Comprendre le circuit

Travailler en ressourcerie : emploi, insertion et bénévolat

Valoriste, agent de tri, encadrant technique, chauffeur collecteur : les ressourceries emploient, forment et accueillent des bénévoles. Ce guide explique les métiers, le cadre de l'insertion par l'activité économique, le bénévolat et le service civique, et comment contacter une structure locale.

Postes de travail et outils rangés dans un atelier de préparation
Photo d'illustration. La préparation au réemploi est le cœur des postes en insertion.

Les métiers du réemploi, un secteur qui recrute

Une ressourcerie ne vit pas seulement de dons. Derrière chaque meuble remis en état ou chaque vêtement trié, il y a des salariés, parfois en parcours d'insertion, parfois en poste durable, et souvent des bénévoles. Les métiers du réemploi se sont structurés au fil des années, avec des intitulés qui reviennent d'une structure à l'autre.

  • Valoriste (ou agent de valorisation) : il ou elle trie, teste, nettoie, répare légèrement et prépare les objets pour la revente.
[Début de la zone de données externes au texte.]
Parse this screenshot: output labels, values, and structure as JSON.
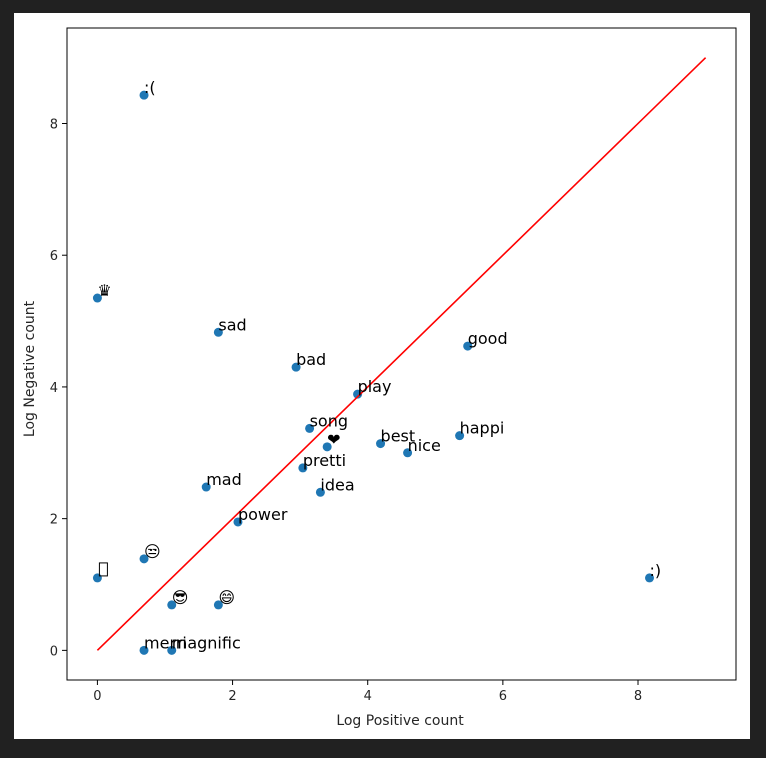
{
  "chart_data": {
    "type": "scatter",
    "title": "",
    "xlabel": "Log Positive count",
    "ylabel": "Log Negative count",
    "xlim": [
      -0.45,
      9.45
    ],
    "ylim": [
      -0.45,
      9.45
    ],
    "xticks": [
      "0",
      "2",
      "4",
      "6",
      "8"
    ],
    "xtick_values": [
      0,
      2,
      4,
      6,
      8
    ],
    "yticks": [
      "0",
      "2",
      "4",
      "6",
      "8"
    ],
    "ytick_values": [
      0,
      2,
      4,
      6,
      8
    ],
    "grid": false,
    "point_color": "#1f77b4",
    "reference_line": {
      "from": [
        0,
        0
      ],
      "to": [
        9,
        9
      ],
      "color": "#ff0000"
    },
    "points": [
      {
        "label": ":(",
        "x": 0.69,
        "y": 8.43
      },
      {
        "label": "♛",
        "x": 0.0,
        "y": 5.35
      },
      {
        "label": "sad",
        "x": 1.79,
        "y": 4.83
      },
      {
        "label": "bad",
        "x": 2.94,
        "y": 4.3
      },
      {
        "label": "good",
        "x": 5.48,
        "y": 4.62
      },
      {
        "label": "play",
        "x": 3.85,
        "y": 3.89
      },
      {
        "label": "song",
        "x": 3.14,
        "y": 3.37
      },
      {
        "label": "❤",
        "x": 3.4,
        "y": 3.09
      },
      {
        "label": "best",
        "x": 4.19,
        "y": 3.14
      },
      {
        "label": "nice",
        "x": 4.59,
        "y": 3.0
      },
      {
        "label": "happi",
        "x": 5.36,
        "y": 3.26
      },
      {
        "label": "pretti",
        "x": 3.04,
        "y": 2.77
      },
      {
        "label": "mad",
        "x": 1.61,
        "y": 2.48
      },
      {
        "label": "idea",
        "x": 3.3,
        "y": 2.4
      },
      {
        "label": "power",
        "x": 2.08,
        "y": 1.95
      },
      {
        "label": "😒",
        "x": 0.69,
        "y": 1.39
      },
      {
        "label": "",
        "x": 0.0,
        "y": 1.1
      },
      {
        "label": ":)",
        "x": 8.17,
        "y": 1.1
      },
      {
        "label": "😎",
        "x": 1.1,
        "y": 0.69
      },
      {
        "label": "😄",
        "x": 1.79,
        "y": 0.69
      },
      {
        "label": "merri",
        "x": 0.69,
        "y": 0.0
      },
      {
        "label": "magnific",
        "x": 1.1,
        "y": 0.0
      }
    ]
  }
}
C'est le métier le plus représenté dans une ressourcerie.
  • Agent de tri : en amont de la valorisation, il sépare les objets réemployables des déchets qui partiront en filière de recyclage ou d'élimination.
  • Vendeur ou vendeuse en boutique solidaire : accueil du public, mise en rayon, encaissement, conseil sur les objets.
  • Chauffeur collecteur : il assure les collectes chez les particuliers ou en déchèterie et le transport vers l'atelier.
  • Encadrant technique : il forme et supervise les salariés en insertion sur les postes de tri, de valorisation ou de collecte. C'est un poste clé dans les structures d'insertion.
  • Médiateur ou accompagnateur socioprofessionnel : il suit le parcours de chaque salarié en insertion, aide à lever les freins périphériques comme le logement, la mobilité ou la santé, et prépare la sortie vers l'emploi ou la formation.

Ces métiers coexistent souvent dans une même structure, avec des statuts différents : salariés permanents pour l'encadrement et la coordination, salariés en parcours d'insertion pour le tri et la valorisation, bénévoles en renfort sur l'accueil ou les ateliers.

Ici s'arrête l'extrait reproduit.